This work proposes a sub-second, model-free framework for three-dimensional dynamic MRI reconstruction and motion estimation to meet the real-time imaging demands of motion-adaptive radiotherapy. By unifying anatomical structures and motion fields into 3D Gaussian representations, the method introduces a dual-path MLP/CNN motion encoder that directly infers time-varying motion coefficients from k-space data, complemented by a motion augmentation strategy to enhance robustness against unseen motion patterns. Experiments on XCAT simulations, phantom data, and 26 human subjects demonstrate a temporal resolution of approximately 400 ms and an inference speed of 10 ms per volume. The approach achieves an SSIM of 0.92 on XCAT data with a tumor centroid error as low as 0.50 mm, while yielding centroid errors of 1.31 mm and 0.96 mm in volunteer and patient liver studies, respectively.

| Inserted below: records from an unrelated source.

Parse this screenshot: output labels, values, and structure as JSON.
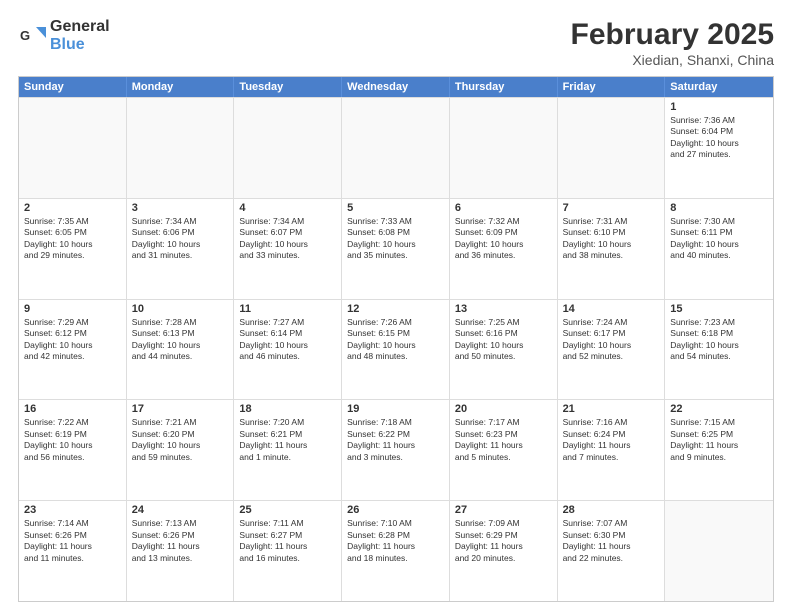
{
  "header": {
    "logo_general": "General",
    "logo_blue": "Blue",
    "title": "February 2025",
    "subtitle": "Xiedian, Shanxi, China"
  },
  "days": [
    "Sunday",
    "Monday",
    "Tuesday",
    "Wednesday",
    "Thursday",
    "Friday",
    "Saturday"
  ],
  "rows": [
    [
      {
        "num": "",
        "text": "",
        "empty": true
      },
      {
        "num": "",
        "text": "",
        "empty": true
      },
      {
        "num": "",
        "text": "",
        "empty": true
      },
      {
        "num": "",
        "text": "",
        "empty": true
      },
      {
        "num": "",
        "text": "",
        "empty": true
      },
      {
        "num": "",
        "text": "",
        "empty": true
      },
      {
        "num": "1",
        "text": "Sunrise: 7:36 AM\nSunset: 6:04 PM\nDaylight: 10 hours\nand 27 minutes.",
        "empty": false
      }
    ],
    [
      {
        "num": "2",
        "text": "Sunrise: 7:35 AM\nSunset: 6:05 PM\nDaylight: 10 hours\nand 29 minutes.",
        "empty": false
      },
      {
        "num": "3",
        "text": "Sunrise: 7:34 AM\nSunset: 6:06 PM\nDaylight: 10 hours\nand 31 minutes.",
        "empty": false
      },
      {
        "num": "4",
        "text": "Sunrise: 7:34 AM\nSunset: 6:07 PM\nDaylight: 10 hours\nand 33 minutes.",
        "empty": false
      },
      {
        "num": "5",
        "text": "Sunrise: 7:33 AM\nSunset: 6:08 PM\nDaylight: 10 hours\nand 35 minutes.",
        "empty": false
      },
      {
        "num": "6",
        "text": "Sunrise: 7:32 AM\nSunset: 6:09 PM\nDaylight: 10 hours\nand 36 minutes.",
        "empty": false
      },
      {
        "num": "7",
        "text": "Sunrise: 7:31 AM\nSunset: 6:10 PM\nDaylight: 10 hours\nand 38 minutes.",
        "empty": false
      },
      {
        "num": "8",
        "text": "Sunrise: 7:30 AM\nSunset: 6:11 PM\nDaylight: 10 hours\nand 40 minutes.",
        "empty": false
      }
    ],
    [
      {
        "num": "9",
        "text": "Sunrise: 7:29 AM\nSunset: 6:12 PM\nDaylight: 10 hours\nand 42 minutes.",
        "empty": false
      },
      {
        "num": "10",
        "text": "Sunrise: 7:28 AM\nSunset: 6:13 PM\nDaylight: 10 hours\nand 44 minutes.",
        "empty": false
      },
      {
        "num": "11",
        "text": "Sunrise: 7:27 AM\nSunset: 6:14 PM\nDaylight: 10 hours\nand 46 minutes.",
        "empty": false
      },
      {
        "num": "12",
        "text": "Sunrise: 7:26 AM\nSunset: 6:15 PM\nDaylight: 10 hours\nand 48 minutes.",
        "empty": false
      },
      {
        "num": "13",
        "text": "Sunrise: 7:25 AM\nSunset: 6:16 PM\nDaylight: 10 hours\nand 50 minutes.",
        "empty": false
      },
      {
        "num": "14",
        "text": "Sunrise: 7:24 AM\nSunset: 6:17 PM\nDaylight: 10 hours\nand 52 minutes.",
        "empty": false
      },
      {
        "num": "15",
        "text": "Sunrise: 7:23 AM\nSunset: 6:18 PM\nDaylight: 10 hours\nand 54 minutes.",
        "empty": false
      }
    ],
    [
      {
        "num": "16",
        "text": "Sunrise: 7:22 AM\nSunset: 6:19 PM\nDaylight: 10 hours\nand 56 minutes.",
        "empty": false
      },
      {
        "num": "17",
        "text": "Sunrise: 7:21 AM\nSunset: 6:20 PM\nDaylight: 10 hours\nand 59 minutes.",
        "empty": false
      },
      {
        "num": "18",
        "text": "Sunrise: 7:20 AM\nSunset: 6:21 PM\nDaylight: 11 hours\nand 1 minute.",
        "empty": false
      },
      {
        "num": "19",
        "text": "Sunrise: 7:18 AM\nSunset: 6:22 PM\nDaylight: 11 hours\nand 3 minutes.",
        "empty": false
      },
      {
        "num": "20",
        "text": "Sunrise: 7:17 AM\nSunset: 6:23 PM\nDaylight: 11 hours\nand 5 minutes.",
        "empty": false
      },
      {
        "num": "21",
        "text": "Sunrise: 7:16 AM\nSunset: 6:24 PM\nDaylight: 11 hours\nand 7 minutes.",
        "empty": false
      },
      {
        "num": "22",
        "text": "Sunrise: 7:15 AM\nSunset: 6:25 PM\nDaylight: 11 hours\nand 9 minutes.",
        "empty": false
      }
    ],
    [
      {
        "num": "23",
        "text": "Sunrise: 7:14 AM\nSunset: 6:26 PM\nDaylight: 11 hours\nand 11 minutes.",
        "empty": false
      },
      {
        "num": "24",
        "text": "Sunrise: 7:13 AM\nSunset: 6:26 PM\nDaylight: 11 hours\nand 13 minutes.",
        "empty": false
      },
      {
        "num": "25",
        "text": "Sunrise: 7:11 AM\nSunset: 6:27 PM\nDaylight: 11 hours\nand 16 minutes.",
        "empty": false
      },
      {
        "num": "26",
        "text": "Sunrise: 7:10 AM\nSunset: 6:28 PM\nDaylight: 11 hours\nand 18 minutes.",
        "empty": false
      },
      {
        "num": "27",
        "text": "Sunrise: 7:09 AM\nSunset: 6:29 PM\nDaylight: 11 hours\nand 20 minutes.",
        "empty": false
      },
      {
        "num": "28",
        "text": "Sunrise: 7:07 AM\nSunset: 6:30 PM\nDaylight: 11 hours\nand 22 minutes.",
        "empty": false
      },
      {
        "num": "",
        "text": "",
        "empty": true
      }
    ]
  ]
}
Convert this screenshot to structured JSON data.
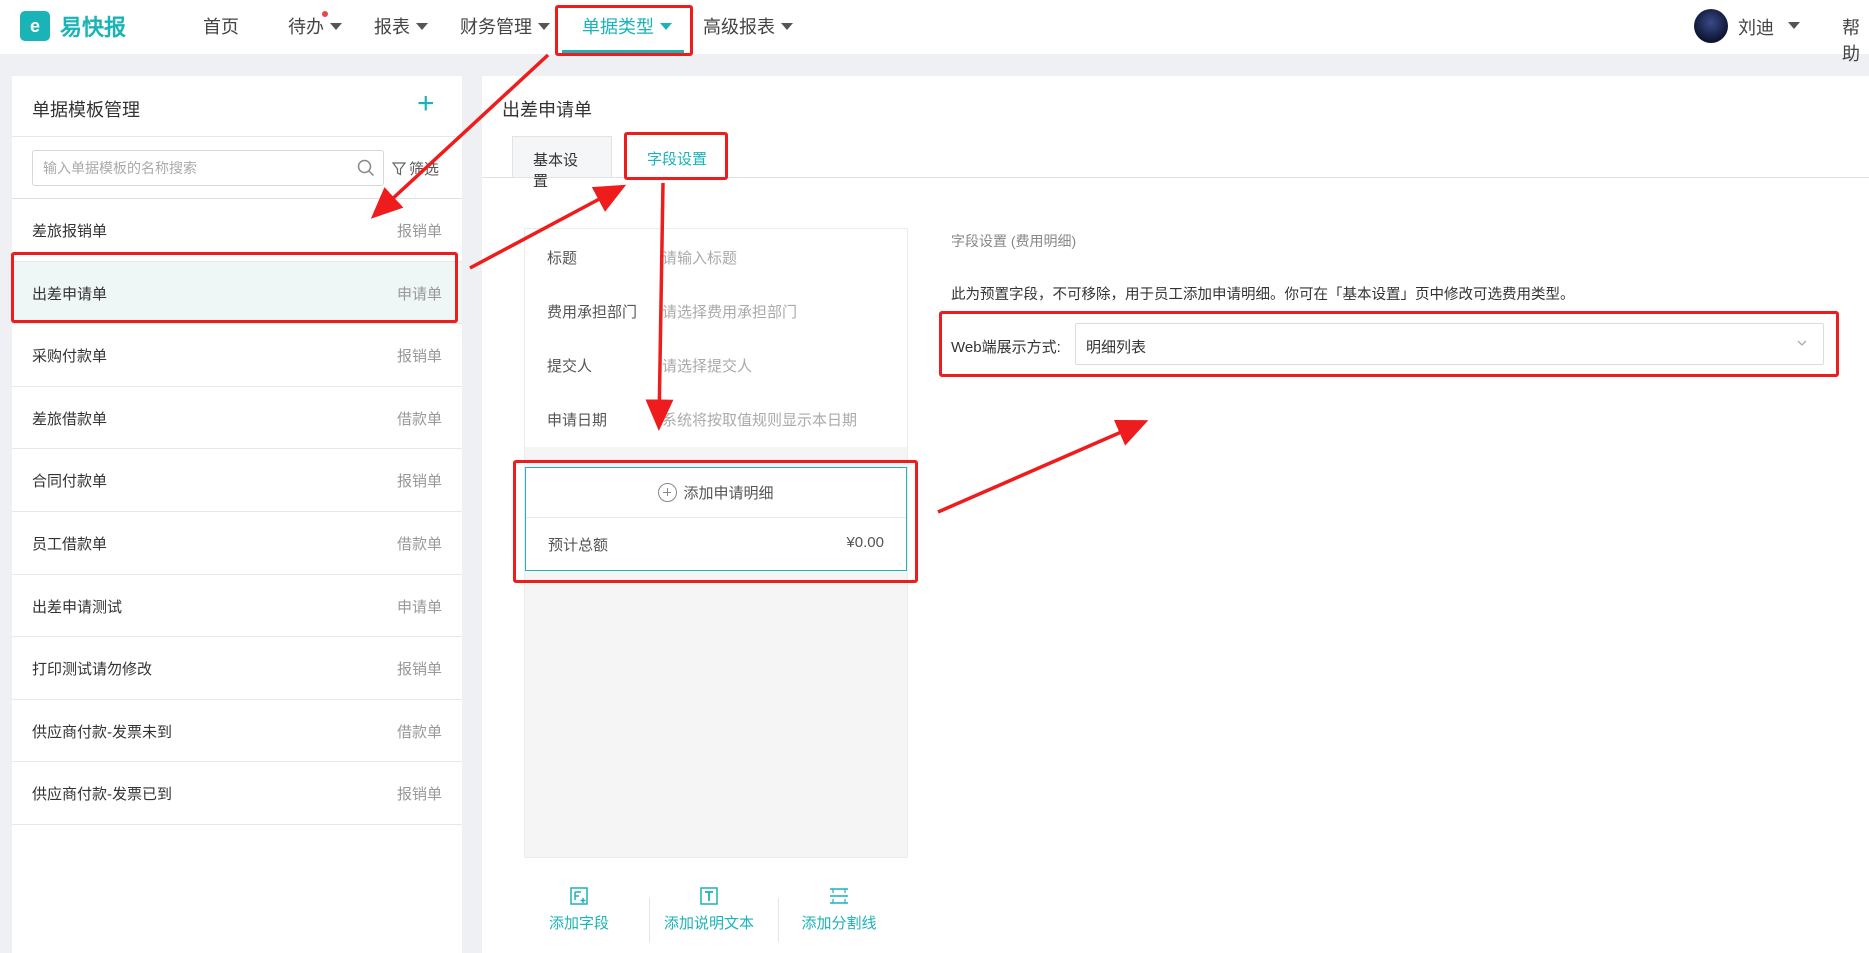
{
  "app": {
    "name": "易快报",
    "logo_glyph": "e",
    "brand_color": "#1ab3b7"
  },
  "nav": {
    "items": [
      {
        "label": "首页",
        "has_caret": false
      },
      {
        "label": "待办",
        "has_caret": true,
        "badge_dot": true
      },
      {
        "label": "报表",
        "has_caret": true
      },
      {
        "label": "财务管理",
        "has_caret": true
      },
      {
        "label": "单据类型",
        "has_caret": true,
        "active": true
      },
      {
        "label": "高级报表",
        "has_caret": true
      }
    ],
    "user": "刘迪",
    "help": "帮助"
  },
  "left_panel": {
    "title": "单据模板管理",
    "add_icon": "plus-icon",
    "search_placeholder": "输入单据模板的名称搜索",
    "filter_label": "筛选",
    "items": [
      {
        "name": "差旅报销单",
        "type": "报销单"
      },
      {
        "name": "出差申请单",
        "type": "申请单",
        "selected": true
      },
      {
        "name": "采购付款单",
        "type": "报销单"
      },
      {
        "name": "差旅借款单",
        "type": "借款单"
      },
      {
        "name": "合同付款单",
        "type": "报销单"
      },
      {
        "name": "员工借款单",
        "type": "借款单"
      },
      {
        "name": "出差申请测试",
        "type": "申请单"
      },
      {
        "name": "打印测试请勿修改",
        "type": "报销单"
      },
      {
        "name": "供应商付款-发票未到",
        "type": "借款单"
      },
      {
        "name": "供应商付款-发票已到",
        "type": "报销单"
      }
    ]
  },
  "right_panel": {
    "title": "出差申请单",
    "tabs": [
      {
        "label": "基本设置"
      },
      {
        "label": "字段设置",
        "active": true
      }
    ],
    "form_fields": [
      {
        "label": "标题",
        "placeholder": "请输入标题"
      },
      {
        "label": "费用承担部门",
        "placeholder": "请选择费用承担部门"
      },
      {
        "label": "提交人",
        "placeholder": "请选择提交人"
      },
      {
        "label": "申请日期",
        "placeholder": "系统将按取值规则显示本日期"
      }
    ],
    "detail": {
      "add_label": "添加申请明细",
      "total_label": "预计总额",
      "total_value": "¥0.00"
    },
    "tools": [
      {
        "label": "添加字段"
      },
      {
        "label": "添加说明文本"
      },
      {
        "label": "添加分割线"
      }
    ],
    "settings": {
      "title": "字段设置 (费用明细)",
      "description": "此为预置字段，不可移除，用于员工添加申请明细。你可在「基本设置」页中修改可选费用类型。",
      "web_display_label": "Web端展示方式:",
      "web_display_value": "明细列表"
    }
  },
  "annotation_color": "#ee1c1c"
}
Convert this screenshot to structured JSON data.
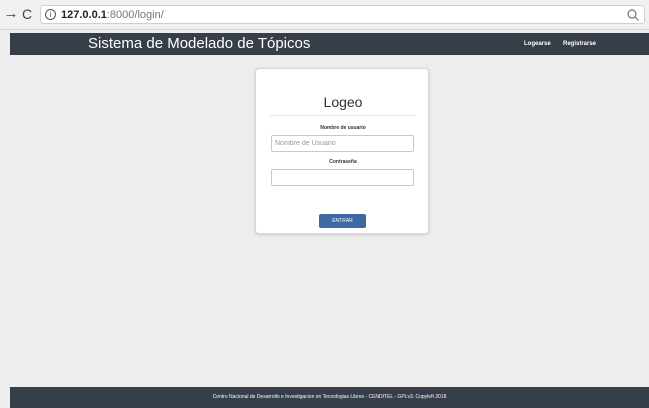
{
  "browser": {
    "forward_icon": "→",
    "reload_icon": "C",
    "info_icon": "i",
    "url_host": "127.0.0.1",
    "url_rest": ":8000/login/"
  },
  "navbar": {
    "brand": "Sistema de Modelado de Tópicos",
    "login_link": "Logearse",
    "register_link": "Registrarse",
    "background_color": "#353e49"
  },
  "login_card": {
    "title": "Logeo",
    "username_label": "Nombre de usuario",
    "username_placeholder": "Nombre de Usuario",
    "username_value": "",
    "password_label": "Contraseña",
    "password_value": "",
    "submit_label": "ENTRAR",
    "submit_color": "#3d6aa3"
  },
  "footer": {
    "text": "Centro Nacional de Desarrollo e Investigacion en Tecnologias Libres - CENDITEL - GPLv3.  Copyleft 2018"
  }
}
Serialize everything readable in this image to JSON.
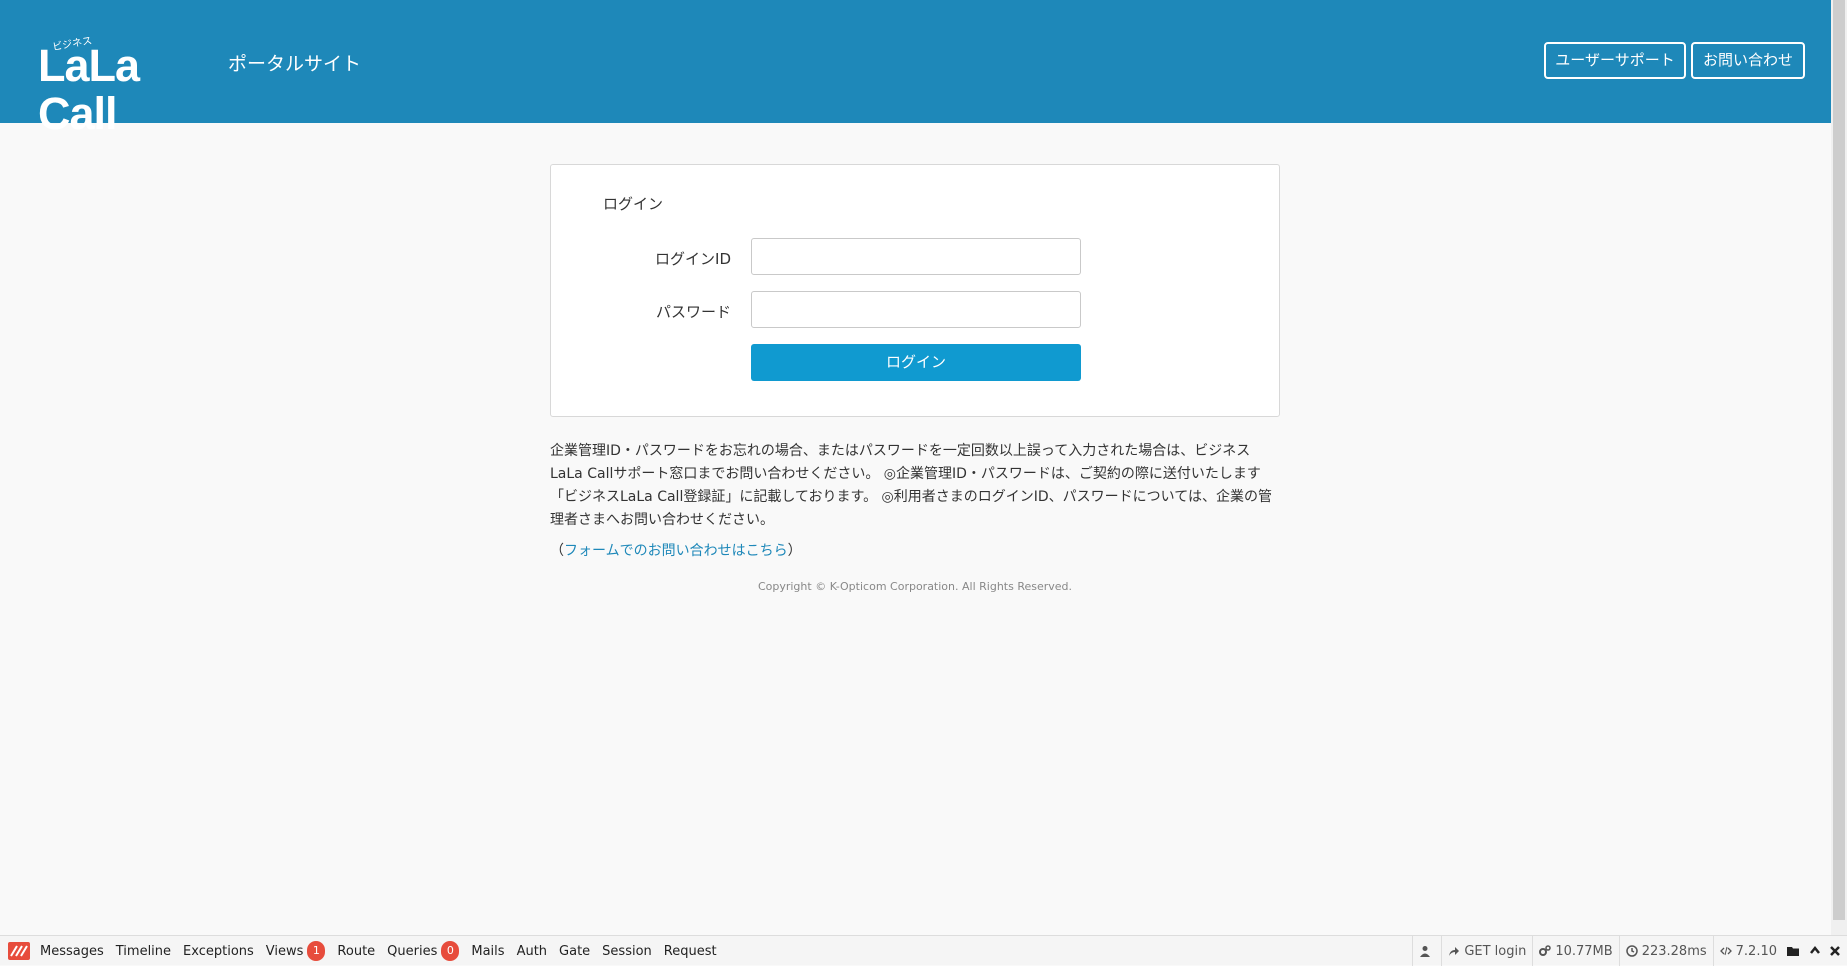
{
  "header": {
    "logo_text": "LaLa Call",
    "logo_sub": "ビジネス",
    "portal_title": "ポータルサイト",
    "support_label": "ユーザーサポート",
    "contact_label": "お問い合わせ",
    "bg_color": "#1e88b9"
  },
  "login": {
    "title": "ログイン",
    "id_label": "ログインID",
    "id_value": "",
    "password_label": "パスワード",
    "password_value": "",
    "submit_label": "ログイン",
    "button_color": "#109ad0"
  },
  "notice": {
    "text": "企業管理ID・パスワードをお忘れの場合、またはパスワードを一定回数以上誤って入力された場合は、ビジネスLaLa Callサポート窓口までお問い合わせください。 ◎企業管理ID・パスワードは、ご契約の際に送付いたします「ビジネスLaLa Call登録証」に記載しております。 ◎利用者さまのログインID、パスワードについては、企業の管理者さまへお問い合わせください。",
    "link_open": "（",
    "link_text": "フォームでのお問い合わせはこちら",
    "link_close": "）"
  },
  "footer": {
    "copyright": "Copyright © K-Opticom Corporation. All Rights Reserved."
  },
  "debugbar": {
    "tabs": [
      {
        "label": "Messages"
      },
      {
        "label": "Timeline"
      },
      {
        "label": "Exceptions"
      },
      {
        "label": "Views",
        "badge": "1"
      },
      {
        "label": "Route"
      },
      {
        "label": "Queries",
        "badge": "0"
      },
      {
        "label": "Mails"
      },
      {
        "label": "Auth"
      },
      {
        "label": "Gate"
      },
      {
        "label": "Session"
      },
      {
        "label": "Request"
      }
    ],
    "route": "GET login",
    "memory": "10.77MB",
    "time": "223.28ms",
    "php_version": "7.2.10",
    "badge_color": "#e74c3c"
  }
}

Time-resolved volumetric MR imaging that reconstructs a 3D MRI within sub-seconds to resolve deformable motion is essential for motion-adaptive radiotherapy. Representing patient anatomy and associated motion fields as 3D Gaussians, we developed a spatiotemporal Gaussian representation-based framework (DREME-GSMR), which enables time-resolved dynamic MRI reconstruction from a pre-treatment 3D MR scan without any prior anatomical/motion model. DREME-GSMR represents a reference MRI volume and a corresponding low-rank motion model (as motion-basis components) using 3D Gaussians, and incorporates a dual-path MLP/CNN motion encoder to estimate temporal motion coefficients of the motion model from raw k-space-derived signals. Furthermore, using the solved motion model, DREME-GSMR can infer motion coefficients directly from new online k-space data, allowing subsequent intra-treatment volumetric MR imaging and motion tracking (real-time imaging). A motion-augmentation strategy is further introduced to improve robustness to unseen motion patterns during real-time imaging. DREME-GSMR was evaluated on the XCAT digital phantom, a physical motion phantom, and MR-LINAC datasets acquired from 6 healthy volunteers and 20 patients (with independent sequential scans for cross-evaluation). DREME-GSMR reconstructs MRIs of a ~400ms temporal resolution, with an inference time of ~10ms/volume. In XCAT experiments, DREME-GSMR achieved mean(s.d.) SSIM, tumor center-of-mass-error(COME), and DSC of 0.92(0.01)/0.91(0.02), 0.50(0.15)/0.65(0.19) mm, and 0.92(0.02)/0.92(0.03) for dynamic reconstruction/real-time imaging. For the physical phantom, the mean target COME was 1.19(0.94)/1.40(1.15) mm for dynamic/real-time imaging, while for volunteers and patients, the mean liver COME for real-time imaging was 1.31(0.82) and 0.96(0.64) mm, respectively.